Wahid, speaking in Medan, North Sumatra on Sunday, was quoted by the state Antara news agency as saying that firearm-carrying individuals could “pretend to defend themselves, pretend to defend the government, but basically undermine the government.”

As a former Indonesian head of state, Suharto has a right to security guards provided by the state. Suharto’s family also have their own security guards.

“There is no other way, to safeguard the unity of our state, willing or not willing, the government now has to act strongly,” Wahid told a local civic and government leaders in the North Sumatran capital.

He said that to that end, the government will call on all owners of illegal firearms to hand them over to the authorities within one week.

“Or else, we will seek them until we can get them all. This is the only way,” Wahid said.

He said the warning was also directed to Islamic leader Habib Ali Baagil to surrender his men’s firearms.

Wahid has named Baagil as one of the suspects in the recent violence to hit the country, including the bombing of the Jakarta stock exchange last week. He has ordered the police to arrest and question Baagil.

Baagil is the leader of the Front of the Defender of Islam, a militant Muslim group which has been behind violent attacks on “dens of sin” — cafes, bars, massage parlors, game arcades — in the capital.

FPI members, armed with knives, swords and machetes, earlier this year protested in front of the presidential palace against violence suffered by Muslims in Maluku.

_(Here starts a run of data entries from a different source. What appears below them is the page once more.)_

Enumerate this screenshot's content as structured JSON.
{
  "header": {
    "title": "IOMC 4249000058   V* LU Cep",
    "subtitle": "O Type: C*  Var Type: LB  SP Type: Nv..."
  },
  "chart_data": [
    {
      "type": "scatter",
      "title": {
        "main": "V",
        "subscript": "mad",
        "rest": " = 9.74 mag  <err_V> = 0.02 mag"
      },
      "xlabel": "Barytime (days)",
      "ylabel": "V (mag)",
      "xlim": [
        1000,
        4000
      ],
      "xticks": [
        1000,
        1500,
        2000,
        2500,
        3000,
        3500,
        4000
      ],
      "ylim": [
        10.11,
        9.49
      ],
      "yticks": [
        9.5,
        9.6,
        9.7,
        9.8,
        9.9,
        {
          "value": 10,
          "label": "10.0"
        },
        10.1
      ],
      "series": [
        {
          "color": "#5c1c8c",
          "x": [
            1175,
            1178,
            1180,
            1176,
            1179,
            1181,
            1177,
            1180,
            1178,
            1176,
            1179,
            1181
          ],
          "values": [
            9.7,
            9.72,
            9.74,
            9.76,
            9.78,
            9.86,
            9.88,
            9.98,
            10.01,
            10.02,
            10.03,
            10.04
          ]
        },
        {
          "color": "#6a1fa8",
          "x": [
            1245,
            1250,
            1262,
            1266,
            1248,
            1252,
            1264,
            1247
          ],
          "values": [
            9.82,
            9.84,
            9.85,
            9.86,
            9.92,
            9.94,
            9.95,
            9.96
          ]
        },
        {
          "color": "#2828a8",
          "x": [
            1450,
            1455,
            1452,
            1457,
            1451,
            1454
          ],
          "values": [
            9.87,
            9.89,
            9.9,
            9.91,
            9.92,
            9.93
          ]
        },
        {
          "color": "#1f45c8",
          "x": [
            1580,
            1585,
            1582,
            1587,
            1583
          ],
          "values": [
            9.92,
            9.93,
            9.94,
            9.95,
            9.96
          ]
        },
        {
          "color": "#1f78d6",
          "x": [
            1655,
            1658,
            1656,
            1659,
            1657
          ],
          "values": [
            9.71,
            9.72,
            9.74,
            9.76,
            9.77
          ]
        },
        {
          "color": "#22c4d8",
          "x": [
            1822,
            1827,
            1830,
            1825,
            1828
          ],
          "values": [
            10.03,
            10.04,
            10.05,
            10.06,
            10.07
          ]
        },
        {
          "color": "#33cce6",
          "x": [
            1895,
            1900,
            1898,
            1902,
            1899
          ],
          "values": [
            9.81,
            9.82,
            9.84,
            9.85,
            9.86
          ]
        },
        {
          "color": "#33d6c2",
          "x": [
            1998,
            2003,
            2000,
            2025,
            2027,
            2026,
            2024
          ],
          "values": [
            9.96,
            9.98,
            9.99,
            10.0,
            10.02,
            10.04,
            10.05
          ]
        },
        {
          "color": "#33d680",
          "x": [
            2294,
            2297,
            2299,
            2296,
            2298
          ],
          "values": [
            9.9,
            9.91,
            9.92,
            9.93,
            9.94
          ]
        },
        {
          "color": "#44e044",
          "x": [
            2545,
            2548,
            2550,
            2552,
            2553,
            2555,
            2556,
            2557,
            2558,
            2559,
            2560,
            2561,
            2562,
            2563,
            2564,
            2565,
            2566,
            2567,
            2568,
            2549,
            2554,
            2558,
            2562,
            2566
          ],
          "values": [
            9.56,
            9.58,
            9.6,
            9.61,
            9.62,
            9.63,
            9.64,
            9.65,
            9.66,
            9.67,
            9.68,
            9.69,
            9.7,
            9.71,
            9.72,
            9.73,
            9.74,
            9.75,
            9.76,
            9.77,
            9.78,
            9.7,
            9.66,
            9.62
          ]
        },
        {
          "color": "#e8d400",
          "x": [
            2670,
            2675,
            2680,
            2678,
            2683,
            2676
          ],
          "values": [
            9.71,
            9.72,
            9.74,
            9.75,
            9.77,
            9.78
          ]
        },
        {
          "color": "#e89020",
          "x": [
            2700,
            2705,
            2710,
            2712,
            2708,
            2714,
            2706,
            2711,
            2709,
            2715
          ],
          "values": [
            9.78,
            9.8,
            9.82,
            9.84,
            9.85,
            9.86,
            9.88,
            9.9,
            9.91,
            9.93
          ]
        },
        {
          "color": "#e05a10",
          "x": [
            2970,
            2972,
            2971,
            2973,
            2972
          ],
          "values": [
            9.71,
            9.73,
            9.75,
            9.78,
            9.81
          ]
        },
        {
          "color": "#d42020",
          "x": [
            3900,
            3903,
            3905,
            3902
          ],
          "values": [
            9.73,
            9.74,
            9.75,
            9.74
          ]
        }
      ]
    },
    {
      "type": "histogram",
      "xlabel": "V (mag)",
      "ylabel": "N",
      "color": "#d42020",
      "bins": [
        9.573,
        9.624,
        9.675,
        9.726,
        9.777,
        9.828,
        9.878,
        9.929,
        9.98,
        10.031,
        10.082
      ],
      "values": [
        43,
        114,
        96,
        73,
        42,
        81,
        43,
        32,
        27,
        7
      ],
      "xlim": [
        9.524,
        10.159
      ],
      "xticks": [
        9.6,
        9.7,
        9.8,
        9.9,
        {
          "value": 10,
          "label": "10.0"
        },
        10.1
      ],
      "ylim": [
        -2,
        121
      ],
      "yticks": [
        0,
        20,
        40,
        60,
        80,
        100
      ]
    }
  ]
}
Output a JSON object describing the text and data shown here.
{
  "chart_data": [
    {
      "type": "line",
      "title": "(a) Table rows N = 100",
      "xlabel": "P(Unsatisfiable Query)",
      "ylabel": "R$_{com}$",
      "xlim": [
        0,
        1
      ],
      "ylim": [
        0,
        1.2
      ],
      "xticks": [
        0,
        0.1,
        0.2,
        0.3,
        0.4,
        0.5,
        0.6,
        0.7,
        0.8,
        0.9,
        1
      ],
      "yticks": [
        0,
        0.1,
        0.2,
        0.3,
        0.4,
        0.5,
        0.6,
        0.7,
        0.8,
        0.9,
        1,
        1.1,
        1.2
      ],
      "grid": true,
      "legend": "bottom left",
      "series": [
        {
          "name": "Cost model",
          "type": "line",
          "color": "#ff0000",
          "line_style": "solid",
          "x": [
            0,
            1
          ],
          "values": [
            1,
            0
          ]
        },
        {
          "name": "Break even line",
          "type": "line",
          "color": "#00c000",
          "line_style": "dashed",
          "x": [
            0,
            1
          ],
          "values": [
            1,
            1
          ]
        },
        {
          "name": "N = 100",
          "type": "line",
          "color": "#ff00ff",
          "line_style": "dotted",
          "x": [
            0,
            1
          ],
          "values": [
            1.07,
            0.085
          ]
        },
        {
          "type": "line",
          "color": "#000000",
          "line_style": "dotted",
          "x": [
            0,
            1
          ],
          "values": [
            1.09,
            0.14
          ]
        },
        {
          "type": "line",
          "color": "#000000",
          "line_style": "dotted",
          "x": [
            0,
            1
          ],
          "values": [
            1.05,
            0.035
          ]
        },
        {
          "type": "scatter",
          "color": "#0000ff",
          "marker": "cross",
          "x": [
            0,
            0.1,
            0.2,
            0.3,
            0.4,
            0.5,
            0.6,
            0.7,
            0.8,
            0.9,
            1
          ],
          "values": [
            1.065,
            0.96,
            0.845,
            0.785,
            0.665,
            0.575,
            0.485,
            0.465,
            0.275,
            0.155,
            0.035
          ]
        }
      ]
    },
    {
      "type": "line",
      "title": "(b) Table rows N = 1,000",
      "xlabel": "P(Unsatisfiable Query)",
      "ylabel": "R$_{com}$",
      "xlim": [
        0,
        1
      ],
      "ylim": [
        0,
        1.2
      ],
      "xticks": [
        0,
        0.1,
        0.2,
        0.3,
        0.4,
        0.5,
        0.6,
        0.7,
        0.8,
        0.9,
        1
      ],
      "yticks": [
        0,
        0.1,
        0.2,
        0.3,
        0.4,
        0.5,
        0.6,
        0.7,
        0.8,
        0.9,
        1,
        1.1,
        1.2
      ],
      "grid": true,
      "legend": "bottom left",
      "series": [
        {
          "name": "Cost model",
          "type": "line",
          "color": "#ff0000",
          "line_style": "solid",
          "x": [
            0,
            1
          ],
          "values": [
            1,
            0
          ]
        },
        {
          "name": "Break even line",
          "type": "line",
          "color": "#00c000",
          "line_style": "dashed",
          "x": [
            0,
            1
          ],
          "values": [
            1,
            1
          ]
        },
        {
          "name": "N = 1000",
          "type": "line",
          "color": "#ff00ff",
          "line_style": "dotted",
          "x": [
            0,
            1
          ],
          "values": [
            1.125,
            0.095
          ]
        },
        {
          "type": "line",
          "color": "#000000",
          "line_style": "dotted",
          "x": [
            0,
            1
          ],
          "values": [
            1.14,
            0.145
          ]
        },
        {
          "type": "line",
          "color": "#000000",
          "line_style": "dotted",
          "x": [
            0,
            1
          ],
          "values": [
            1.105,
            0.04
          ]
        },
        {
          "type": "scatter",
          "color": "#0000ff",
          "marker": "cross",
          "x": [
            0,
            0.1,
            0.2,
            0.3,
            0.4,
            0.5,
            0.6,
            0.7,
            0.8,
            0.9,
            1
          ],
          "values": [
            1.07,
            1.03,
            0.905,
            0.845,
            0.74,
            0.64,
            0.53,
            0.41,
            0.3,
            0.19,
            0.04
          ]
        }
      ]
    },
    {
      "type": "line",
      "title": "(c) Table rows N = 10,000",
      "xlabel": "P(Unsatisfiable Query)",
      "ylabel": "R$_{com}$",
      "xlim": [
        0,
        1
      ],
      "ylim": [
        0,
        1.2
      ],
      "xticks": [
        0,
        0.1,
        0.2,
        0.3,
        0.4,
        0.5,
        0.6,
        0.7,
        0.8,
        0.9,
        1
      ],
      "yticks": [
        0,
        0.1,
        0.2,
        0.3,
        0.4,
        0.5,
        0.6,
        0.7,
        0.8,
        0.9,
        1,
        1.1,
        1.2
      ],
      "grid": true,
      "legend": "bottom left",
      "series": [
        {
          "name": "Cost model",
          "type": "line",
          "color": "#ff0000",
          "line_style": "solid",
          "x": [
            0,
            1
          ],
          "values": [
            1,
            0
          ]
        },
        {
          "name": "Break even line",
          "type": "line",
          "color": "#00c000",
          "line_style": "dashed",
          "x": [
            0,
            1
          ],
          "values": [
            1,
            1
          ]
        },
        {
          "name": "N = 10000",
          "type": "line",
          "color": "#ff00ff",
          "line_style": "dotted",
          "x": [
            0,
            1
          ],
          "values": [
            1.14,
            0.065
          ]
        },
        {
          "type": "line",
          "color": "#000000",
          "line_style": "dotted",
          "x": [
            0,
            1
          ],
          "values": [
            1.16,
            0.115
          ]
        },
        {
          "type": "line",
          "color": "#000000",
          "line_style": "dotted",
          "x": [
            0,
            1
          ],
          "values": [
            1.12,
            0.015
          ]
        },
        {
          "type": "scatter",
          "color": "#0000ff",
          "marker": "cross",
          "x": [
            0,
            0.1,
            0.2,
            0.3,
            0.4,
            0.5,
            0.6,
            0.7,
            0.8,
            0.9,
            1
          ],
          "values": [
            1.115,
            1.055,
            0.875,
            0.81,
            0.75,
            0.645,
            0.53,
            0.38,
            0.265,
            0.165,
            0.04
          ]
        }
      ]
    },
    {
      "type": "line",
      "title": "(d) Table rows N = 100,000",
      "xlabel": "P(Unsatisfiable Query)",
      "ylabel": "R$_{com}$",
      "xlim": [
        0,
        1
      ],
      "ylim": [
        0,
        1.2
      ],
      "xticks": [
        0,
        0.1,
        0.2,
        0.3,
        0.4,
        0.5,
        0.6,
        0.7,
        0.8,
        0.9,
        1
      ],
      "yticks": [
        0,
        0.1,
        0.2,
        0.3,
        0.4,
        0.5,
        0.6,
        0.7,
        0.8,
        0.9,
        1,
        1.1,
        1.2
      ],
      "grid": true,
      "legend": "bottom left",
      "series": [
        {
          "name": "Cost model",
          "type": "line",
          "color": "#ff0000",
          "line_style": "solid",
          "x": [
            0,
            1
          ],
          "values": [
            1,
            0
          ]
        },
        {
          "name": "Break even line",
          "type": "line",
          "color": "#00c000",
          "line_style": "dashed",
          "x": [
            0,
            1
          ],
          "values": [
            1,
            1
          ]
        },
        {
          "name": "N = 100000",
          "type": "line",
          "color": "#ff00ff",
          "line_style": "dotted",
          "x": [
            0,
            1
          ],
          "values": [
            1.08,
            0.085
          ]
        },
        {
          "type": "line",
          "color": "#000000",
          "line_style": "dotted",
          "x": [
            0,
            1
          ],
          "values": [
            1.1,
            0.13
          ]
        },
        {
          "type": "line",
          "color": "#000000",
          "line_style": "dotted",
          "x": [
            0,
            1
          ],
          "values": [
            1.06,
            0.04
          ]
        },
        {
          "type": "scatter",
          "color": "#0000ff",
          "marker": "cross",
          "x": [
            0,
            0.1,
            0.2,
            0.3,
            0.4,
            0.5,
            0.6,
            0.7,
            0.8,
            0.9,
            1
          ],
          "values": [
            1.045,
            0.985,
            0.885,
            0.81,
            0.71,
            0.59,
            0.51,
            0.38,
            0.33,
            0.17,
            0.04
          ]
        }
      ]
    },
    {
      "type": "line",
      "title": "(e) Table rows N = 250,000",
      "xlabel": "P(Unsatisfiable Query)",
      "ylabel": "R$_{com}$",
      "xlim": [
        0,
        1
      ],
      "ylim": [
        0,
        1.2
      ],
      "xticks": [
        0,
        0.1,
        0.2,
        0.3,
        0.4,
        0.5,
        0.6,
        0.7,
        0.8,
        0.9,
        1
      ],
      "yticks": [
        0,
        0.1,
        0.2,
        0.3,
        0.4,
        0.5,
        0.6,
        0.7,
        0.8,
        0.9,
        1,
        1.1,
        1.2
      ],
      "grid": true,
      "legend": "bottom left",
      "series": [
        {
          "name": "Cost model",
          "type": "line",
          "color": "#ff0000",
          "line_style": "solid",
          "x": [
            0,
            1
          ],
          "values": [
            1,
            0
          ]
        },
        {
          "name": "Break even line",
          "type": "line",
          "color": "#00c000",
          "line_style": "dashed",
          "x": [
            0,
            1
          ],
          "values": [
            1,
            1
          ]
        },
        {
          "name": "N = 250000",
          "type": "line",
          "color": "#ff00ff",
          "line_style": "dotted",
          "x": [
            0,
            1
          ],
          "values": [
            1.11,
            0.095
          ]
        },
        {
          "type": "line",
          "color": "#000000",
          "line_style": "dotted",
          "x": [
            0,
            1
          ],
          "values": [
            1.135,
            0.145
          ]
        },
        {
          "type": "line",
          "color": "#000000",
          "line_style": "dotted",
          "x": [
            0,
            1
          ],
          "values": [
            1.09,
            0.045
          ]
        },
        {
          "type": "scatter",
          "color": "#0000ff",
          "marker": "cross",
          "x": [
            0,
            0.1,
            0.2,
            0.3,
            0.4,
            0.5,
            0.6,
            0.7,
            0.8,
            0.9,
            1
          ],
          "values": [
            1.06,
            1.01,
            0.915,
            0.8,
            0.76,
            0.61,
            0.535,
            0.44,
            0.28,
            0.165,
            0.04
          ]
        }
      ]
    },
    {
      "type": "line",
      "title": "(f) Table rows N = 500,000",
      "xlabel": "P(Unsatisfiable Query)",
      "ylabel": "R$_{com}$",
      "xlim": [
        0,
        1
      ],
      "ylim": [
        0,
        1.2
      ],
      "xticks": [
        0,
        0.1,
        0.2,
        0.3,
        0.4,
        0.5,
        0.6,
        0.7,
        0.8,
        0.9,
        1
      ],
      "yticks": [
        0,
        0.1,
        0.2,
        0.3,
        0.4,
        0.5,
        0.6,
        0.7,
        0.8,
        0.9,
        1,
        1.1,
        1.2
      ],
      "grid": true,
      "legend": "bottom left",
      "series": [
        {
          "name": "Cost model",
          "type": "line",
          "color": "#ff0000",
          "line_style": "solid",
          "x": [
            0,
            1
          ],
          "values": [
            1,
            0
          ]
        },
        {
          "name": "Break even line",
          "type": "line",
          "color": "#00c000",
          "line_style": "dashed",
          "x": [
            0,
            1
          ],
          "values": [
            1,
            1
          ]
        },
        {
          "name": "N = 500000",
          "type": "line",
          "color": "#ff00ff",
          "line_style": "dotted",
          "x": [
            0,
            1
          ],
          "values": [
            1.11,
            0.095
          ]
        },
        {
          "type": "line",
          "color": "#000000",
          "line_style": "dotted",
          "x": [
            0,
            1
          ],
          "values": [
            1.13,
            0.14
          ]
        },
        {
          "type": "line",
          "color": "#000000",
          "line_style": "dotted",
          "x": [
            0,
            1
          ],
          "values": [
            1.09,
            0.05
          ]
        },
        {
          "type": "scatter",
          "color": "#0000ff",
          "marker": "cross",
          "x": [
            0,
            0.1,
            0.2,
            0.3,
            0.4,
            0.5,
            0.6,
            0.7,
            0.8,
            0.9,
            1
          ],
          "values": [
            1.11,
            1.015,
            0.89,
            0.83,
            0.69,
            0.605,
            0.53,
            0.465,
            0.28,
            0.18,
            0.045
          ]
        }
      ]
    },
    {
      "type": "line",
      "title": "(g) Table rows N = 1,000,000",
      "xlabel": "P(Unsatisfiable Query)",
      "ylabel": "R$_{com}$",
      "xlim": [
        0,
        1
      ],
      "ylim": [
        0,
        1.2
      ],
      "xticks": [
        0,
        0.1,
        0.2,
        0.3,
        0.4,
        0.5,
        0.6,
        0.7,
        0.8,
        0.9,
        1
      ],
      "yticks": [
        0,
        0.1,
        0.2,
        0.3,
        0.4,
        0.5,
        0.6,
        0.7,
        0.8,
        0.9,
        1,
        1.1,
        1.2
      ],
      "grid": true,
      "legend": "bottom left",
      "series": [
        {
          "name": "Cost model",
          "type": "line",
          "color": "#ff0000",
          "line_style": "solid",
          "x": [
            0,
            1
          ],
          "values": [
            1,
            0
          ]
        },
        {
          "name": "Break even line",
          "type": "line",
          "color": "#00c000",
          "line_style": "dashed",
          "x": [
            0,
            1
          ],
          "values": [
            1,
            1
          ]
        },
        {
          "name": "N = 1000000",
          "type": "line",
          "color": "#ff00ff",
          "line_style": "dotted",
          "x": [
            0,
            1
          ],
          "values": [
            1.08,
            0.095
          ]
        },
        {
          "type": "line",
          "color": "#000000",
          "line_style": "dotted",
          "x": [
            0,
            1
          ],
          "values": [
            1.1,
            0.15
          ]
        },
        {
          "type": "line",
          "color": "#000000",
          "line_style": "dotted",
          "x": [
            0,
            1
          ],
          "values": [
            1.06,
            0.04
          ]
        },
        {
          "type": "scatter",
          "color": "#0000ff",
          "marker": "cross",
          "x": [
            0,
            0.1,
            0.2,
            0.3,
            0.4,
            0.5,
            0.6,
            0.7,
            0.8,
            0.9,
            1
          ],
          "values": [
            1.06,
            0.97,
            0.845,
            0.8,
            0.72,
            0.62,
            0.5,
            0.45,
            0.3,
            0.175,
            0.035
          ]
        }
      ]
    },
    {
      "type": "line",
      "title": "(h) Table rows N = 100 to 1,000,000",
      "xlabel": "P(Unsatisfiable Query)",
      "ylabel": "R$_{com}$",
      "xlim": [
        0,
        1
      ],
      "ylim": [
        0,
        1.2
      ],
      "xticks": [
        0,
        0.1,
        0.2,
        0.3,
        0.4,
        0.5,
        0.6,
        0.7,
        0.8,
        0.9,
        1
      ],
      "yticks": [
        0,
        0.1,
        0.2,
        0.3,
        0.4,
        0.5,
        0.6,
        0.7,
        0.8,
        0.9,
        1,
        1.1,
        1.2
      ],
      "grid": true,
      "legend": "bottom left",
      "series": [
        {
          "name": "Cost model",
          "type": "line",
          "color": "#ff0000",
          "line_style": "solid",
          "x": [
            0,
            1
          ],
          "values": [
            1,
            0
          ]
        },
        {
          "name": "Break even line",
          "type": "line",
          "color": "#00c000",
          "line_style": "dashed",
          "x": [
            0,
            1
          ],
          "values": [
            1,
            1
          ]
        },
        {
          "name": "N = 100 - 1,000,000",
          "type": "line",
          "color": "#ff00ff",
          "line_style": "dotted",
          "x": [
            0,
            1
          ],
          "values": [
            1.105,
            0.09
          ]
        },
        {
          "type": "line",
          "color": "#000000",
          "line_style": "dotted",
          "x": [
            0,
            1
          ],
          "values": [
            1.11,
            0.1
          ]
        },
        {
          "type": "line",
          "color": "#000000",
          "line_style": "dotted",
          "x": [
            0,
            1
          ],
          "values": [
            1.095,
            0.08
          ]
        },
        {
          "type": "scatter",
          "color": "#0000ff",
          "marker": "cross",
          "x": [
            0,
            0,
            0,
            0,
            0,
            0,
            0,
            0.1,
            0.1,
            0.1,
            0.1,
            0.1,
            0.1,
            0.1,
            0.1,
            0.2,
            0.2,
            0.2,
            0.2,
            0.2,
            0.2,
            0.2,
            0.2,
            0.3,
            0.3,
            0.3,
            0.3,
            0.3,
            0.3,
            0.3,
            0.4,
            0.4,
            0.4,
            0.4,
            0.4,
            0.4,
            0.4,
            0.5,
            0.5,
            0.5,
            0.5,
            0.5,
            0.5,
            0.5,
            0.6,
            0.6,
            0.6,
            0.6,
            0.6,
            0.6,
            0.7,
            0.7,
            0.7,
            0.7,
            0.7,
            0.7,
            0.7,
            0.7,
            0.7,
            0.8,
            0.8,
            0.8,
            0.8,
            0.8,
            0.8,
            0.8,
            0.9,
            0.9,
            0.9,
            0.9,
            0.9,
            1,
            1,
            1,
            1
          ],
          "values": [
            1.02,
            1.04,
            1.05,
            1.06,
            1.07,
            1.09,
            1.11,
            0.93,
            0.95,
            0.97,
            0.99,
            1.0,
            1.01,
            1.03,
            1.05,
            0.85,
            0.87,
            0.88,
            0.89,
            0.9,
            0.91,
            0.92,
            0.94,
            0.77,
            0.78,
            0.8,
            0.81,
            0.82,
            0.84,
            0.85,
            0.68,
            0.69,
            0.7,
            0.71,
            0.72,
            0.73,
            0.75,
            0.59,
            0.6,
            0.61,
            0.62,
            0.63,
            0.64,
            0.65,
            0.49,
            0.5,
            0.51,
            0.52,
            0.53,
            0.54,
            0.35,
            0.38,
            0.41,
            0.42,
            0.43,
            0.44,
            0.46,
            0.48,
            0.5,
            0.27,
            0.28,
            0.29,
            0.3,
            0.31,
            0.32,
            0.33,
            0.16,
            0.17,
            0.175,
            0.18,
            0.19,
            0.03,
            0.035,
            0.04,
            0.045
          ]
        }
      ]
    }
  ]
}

Wahid also said members of the Indonesian army were hindering a police investigation into the bombing of the attorney general’s office in July.

“It is clear that the bomb was made by Pindad (the state weapons industry) and was channeled to the army … the national police chief has reported to me that there were certain members of the army who objected to the investigation,” he said.

He said he would order these members be questioned. He mentioned no names.

The bomb at the attorney general’s office blew up shortly after Suharto’s son, Hutomo Mandala Putra, left the premises after being questioned by prosecutors for hours over suspected corruption.